Entre 1989 et 1991, pendant la guerre du Liban, la famille Guiragossian émigre à Paris, où Paul peint ses plus grandes œuvres : l’Institut du monde arabe lui consacre une exposition en solo en 1992. Il meurt à Beyrouth en septembre 1993.
Ses héritiers gèrent aujourd’hui la “collection de la famille Guiragossian”, abritée en partie dans le musée Paul Guiragossian à Jdeidé. Ses toiles se vendent souvent à plus de 50 000 dollars en ventes aux enchères.

Chafic Abboud, l’école de Paris

En 2012, Chafic Abboud a fait l’objet d’une rétrospective au Beirut Art Center, l’occasion pour le public libanais de redécouvrir ce peintre considéré comme l’un des plus importants de la scène artistique libanaise du XXe siècle.
Chafic Abboud fait parie intégrante de l’École de Paris : né à Mhaydsé (près de Bickfaya) en 1926, il fait ses études à l’Académie libanaise des Beaux-Arts (ALBA), avant de déménager en France en 1947. Il y travaille dans les ateliers de Jean Metzinger, Othon Friesz, Fernand Léger et André Lhote, avant de reprendre des études en 1952 à l’École nationale supérieure des beaux-arts. Ces rencontres ainsi que son admiration pour Pierre Bonnard, Roger Bissière et Nicolas de Staël le poussent à délaisser la tradition libanaise de peinture figurative et paysagiste au profit d’une peinture expressionniste abstraite, caractérisée par de larges aplats colorés.
Imprégné par les récits et les images véhiculés par la culture populaire de sa région natale, influencé par les icônes et les rites byzantins de son église, Chafic Abboud travaille souvent par séries. Sa formation intellectuelle est marquée par les écrits, les débats, les luttes et les idéaux qui ont accompagné la nahda (renaissance) arabe.
À Beyrouth, dans les années 1950 à 1970, il est l’un des acteurs majeurs de la vie culturelle et artistique. Son exposition en 1994, après 15 années de guerre, constitue un événement médiatique et une grande réussite commerciale.
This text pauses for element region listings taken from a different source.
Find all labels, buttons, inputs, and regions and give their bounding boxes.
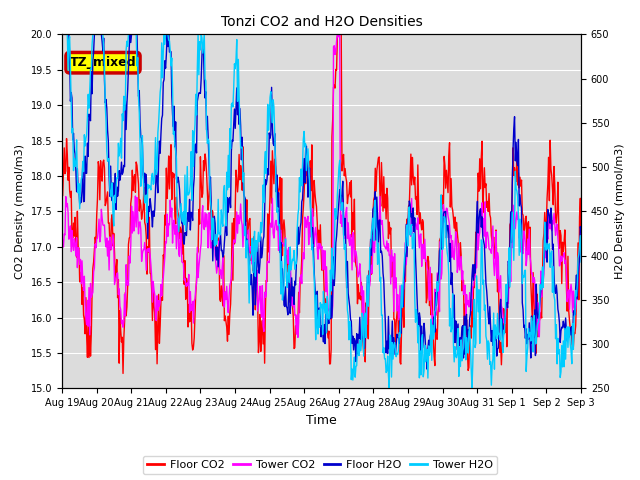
Legend: Floor CO2, Tower CO2, Floor H2O, Tower H2O: Floor CO2, Tower CO2, Floor H2O, Tower H… bbox=[143, 456, 497, 474]
X-axis label: Time: Time bbox=[306, 414, 337, 427]
Y-axis label: H2O Density (mmol/m3): H2O Density (mmol/m3) bbox=[615, 144, 625, 279]
Title: Tonzi CO2 and H2O Densities: Tonzi CO2 and H2O Densities bbox=[221, 15, 422, 29]
Y-axis label: CO2 Density (mmol/m3): CO2 Density (mmol/m3) bbox=[15, 144, 25, 279]
Text: TZ_mixed: TZ_mixed bbox=[70, 56, 136, 69]
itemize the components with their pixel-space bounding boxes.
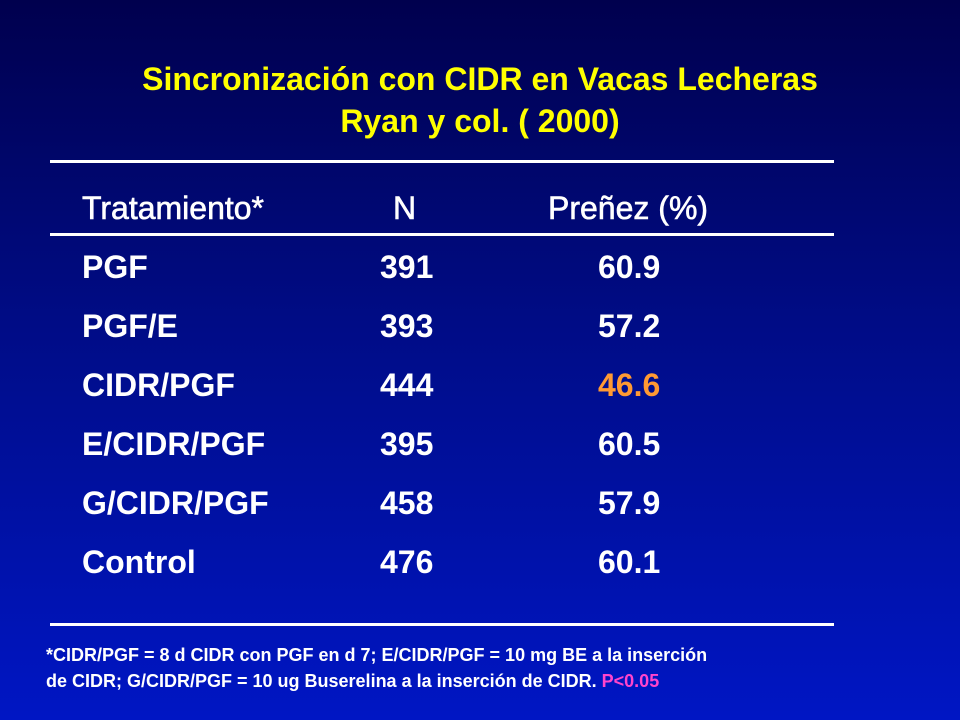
slide-title-line-1: Sincronización con CIDR en Vacas Lechera… bbox=[142, 61, 818, 97]
header-n: N bbox=[393, 190, 417, 227]
slide-title: Sincronización con CIDR en Vacas Lechera… bbox=[0, 58, 960, 142]
row-4-treatment: E/CIDR/PGF bbox=[82, 426, 266, 462]
row-3-n: 444 bbox=[380, 367, 434, 403]
header-treatment: Tratamiento* bbox=[82, 190, 265, 227]
table-top-rule bbox=[50, 160, 834, 163]
row-2-pregnancy: 57.2 bbox=[598, 308, 661, 344]
footnote: *CIDR/PGF = 8 d CIDR con PGF en d 7; E/C… bbox=[46, 642, 946, 694]
footnote-line-2: de CIDR; G/CIDR/PGF = 10 ug Buserelina a… bbox=[46, 668, 946, 694]
header-pregnancy: Preñez (%) bbox=[548, 190, 709, 227]
row-4-pregnancy: 60.5 bbox=[598, 426, 661, 462]
footnote-line-1: *CIDR/PGF = 8 d CIDR con PGF en d 7; E/C… bbox=[46, 645, 708, 665]
row-1-pregnancy: 60.9 bbox=[598, 249, 661, 285]
row-3-pregnancy-highlighted: 46.6 bbox=[598, 367, 661, 403]
row-6-treatment: Control bbox=[82, 544, 196, 580]
row-3-treatment: CIDR/PGF bbox=[82, 367, 235, 403]
row-2-n: 393 bbox=[380, 308, 434, 344]
row-1-treatment: PGF bbox=[82, 249, 148, 285]
row-4-n: 395 bbox=[380, 426, 434, 462]
footnote-p-value: P<0.05 bbox=[601, 671, 660, 691]
row-1-n: 391 bbox=[380, 249, 434, 285]
row-6-pregnancy: 60.1 bbox=[598, 544, 661, 580]
table-bottom-rule bbox=[50, 623, 834, 626]
row-5-pregnancy: 57.9 bbox=[598, 485, 661, 521]
row-6-n: 476 bbox=[380, 544, 434, 580]
table-header-rule bbox=[50, 233, 834, 236]
footnote-line-2-text: de CIDR; G/CIDR/PGF = 10 ug Buserelina a… bbox=[46, 671, 597, 691]
row-5-treatment: G/CIDR/PGF bbox=[82, 485, 269, 521]
row-5-n: 458 bbox=[380, 485, 434, 521]
slide-title-line-2: Ryan y col. ( 2000) bbox=[340, 103, 620, 139]
row-2-treatment: PGF/E bbox=[82, 308, 179, 344]
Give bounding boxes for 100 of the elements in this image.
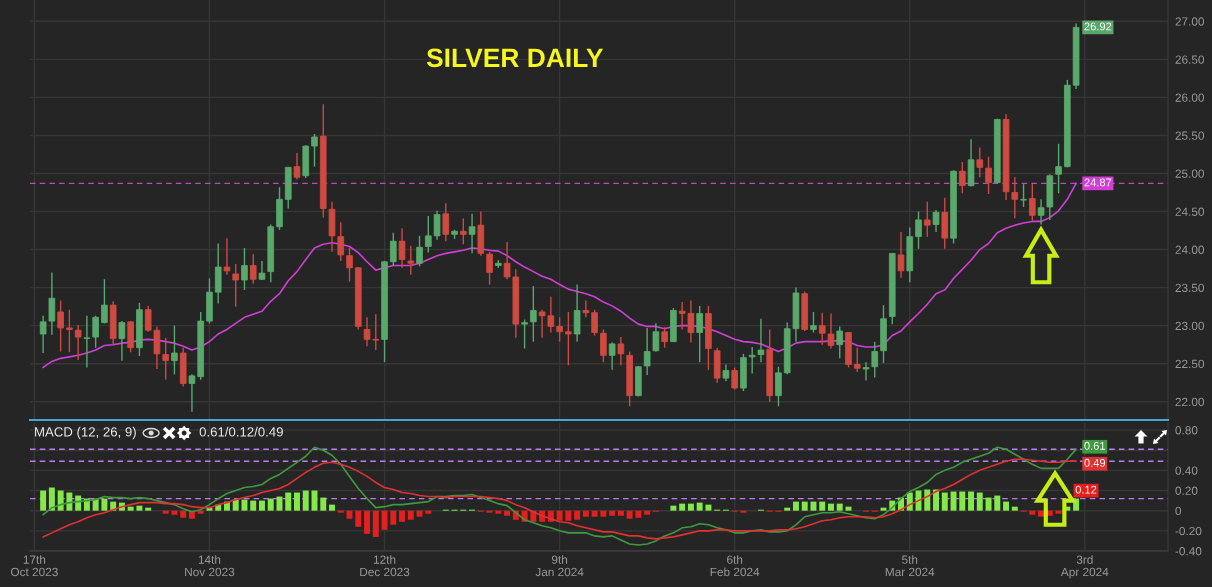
bar: [259, 500, 265, 511]
candlestick: [731, 366, 738, 391]
candlestick: [74, 324, 82, 361]
bar: [1055, 510, 1062, 514]
data-label: 0.49: [1084, 458, 1106, 467]
bar: [985, 497, 992, 511]
bar: [600, 510, 607, 517]
bar: [784, 507, 791, 511]
candlestick: [591, 308, 598, 337]
candlestick: [775, 366, 782, 407]
candlestick: [424, 215, 432, 254]
candlestick: [582, 299, 590, 318]
bar: [57, 490, 64, 511]
bar: [1003, 501, 1010, 511]
candlestick: [188, 373, 196, 413]
bar: [504, 510, 511, 516]
bar: [941, 492, 948, 511]
candlestick: [573, 283, 581, 343]
candlestick: [600, 328, 607, 363]
bar: [101, 498, 108, 511]
candlestick: [1011, 176, 1019, 220]
candlestick: [853, 347, 861, 373]
candlestick: [223, 237, 231, 276]
text: 26.92: [1084, 22, 1112, 31]
x-tick-label: 14th Nov 2023: [185, 555, 235, 577]
bar: [250, 500, 257, 511]
candlestick: [932, 209, 940, 233]
bar: [740, 510, 747, 513]
bar: [162, 510, 169, 514]
y-tick-label: 24.50: [1175, 207, 1205, 216]
candlestick: [661, 326, 668, 349]
candlestick: [652, 322, 660, 353]
x-tick-label: 5th Mar 2024: [885, 555, 935, 577]
x-tick-label: 6th Feb 2024: [710, 555, 760, 577]
candlestick: [1055, 143, 1062, 194]
candlestick: [958, 161, 966, 194]
bar: [302, 490, 309, 511]
bar: [617, 510, 624, 516]
bar: [337, 510, 344, 513]
bar: [407, 510, 414, 520]
candlestick: [468, 213, 476, 255]
bar: [425, 510, 432, 514]
candlestick: [398, 227, 406, 269]
bar: [679, 503, 686, 511]
bar: [486, 510, 493, 513]
candlestick: [346, 247, 353, 283]
candlestick: [407, 245, 415, 276]
y-tick-label: 23.00: [1175, 321, 1205, 331]
candlestick: [643, 327, 651, 376]
x-tick-label: 12th Dec 2023: [360, 555, 410, 577]
candlestick: [416, 235, 423, 267]
candlestick: [1029, 183, 1036, 222]
candlestick: [915, 210, 922, 250]
bar: [670, 505, 677, 511]
bar: [355, 510, 362, 527]
y-tick-label: 0.40: [1175, 466, 1198, 475]
candlestick: [976, 146, 984, 178]
chart-title: MACD (12, 26, 9): [35, 426, 136, 440]
candlestick: [862, 361, 870, 382]
line-series: [42, 446, 1077, 546]
candlestick: [92, 315, 99, 349]
bar: [565, 510, 572, 521]
bar: [66, 492, 73, 511]
candlestick: [1020, 183, 1027, 208]
bar: [828, 503, 834, 511]
bar: [241, 499, 248, 511]
bar: [696, 502, 703, 511]
y-tick-label: 24.00: [1175, 245, 1205, 254]
bar: [381, 510, 388, 530]
candlestick: [83, 315, 91, 369]
annotation: 0.61/0.12/0.49: [199, 426, 283, 437]
data-label: 0.12: [1075, 485, 1097, 494]
x-tick-label: 3rd Apr 2024: [1060, 555, 1109, 579]
candlestick: [608, 341, 616, 371]
bar: [994, 495, 1001, 511]
bar: [48, 487, 55, 511]
candlestick: [389, 232, 397, 267]
y-tick-label: -0.40: [1175, 547, 1202, 556]
bar: [40, 490, 47, 511]
bar: [556, 510, 563, 521]
bar: [75, 495, 82, 511]
bar: [127, 506, 134, 511]
bar: [329, 504, 335, 511]
bar: [644, 510, 651, 515]
candlestick: [171, 324, 178, 376]
bar: [495, 510, 502, 514]
candlestick: [433, 210, 441, 241]
bar: [206, 507, 213, 511]
bar: [294, 492, 300, 511]
bar: [810, 501, 817, 511]
bar: [705, 504, 712, 511]
y-tick-label: 0.80: [1175, 426, 1198, 435]
y-tick-label: -0.20: [1175, 526, 1202, 536]
bar: [635, 510, 642, 518]
candlestick: [985, 156, 992, 195]
line-series: [42, 182, 1077, 369]
bar: [609, 510, 616, 516]
candlestick: [66, 308, 73, 353]
candlestick: [521, 318, 528, 350]
bar: [416, 510, 423, 517]
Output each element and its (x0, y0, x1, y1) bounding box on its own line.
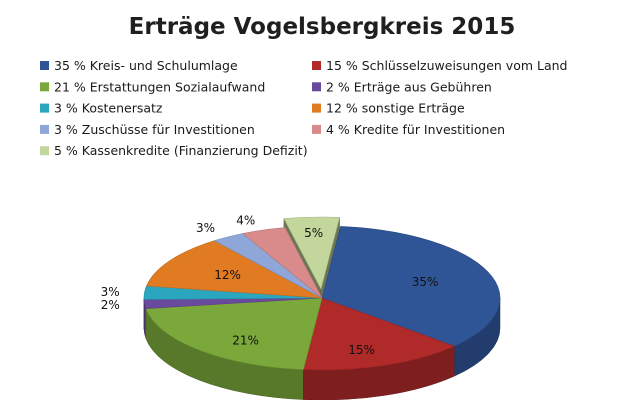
legend-label-8: 5 % Kassenkredite (Finanzierung Defizit) (54, 143, 308, 158)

À Paris, il est le premier peintre arabe à réaliser des livres d’artiste, expose régulièrement en compagnie des plus grands noms de la scène artistique et participe en 1959 à la première Biennale de Paris, et à la FIAC dès 1983. Il obtient le prix Victor Choquet en 1959, et expose en solo en France, au Liban, en Italie, en Allemagne, en Hollande et au Danemark.
Il meurt à Paris en 2004. Plusieurs de ses œuvres font partie de la collection permanente du centre Georges Pompidou. Elles ont un succès croissant auprès des collectionneurs, qui se les arrachent à coups de dizaines de milliers de dollars.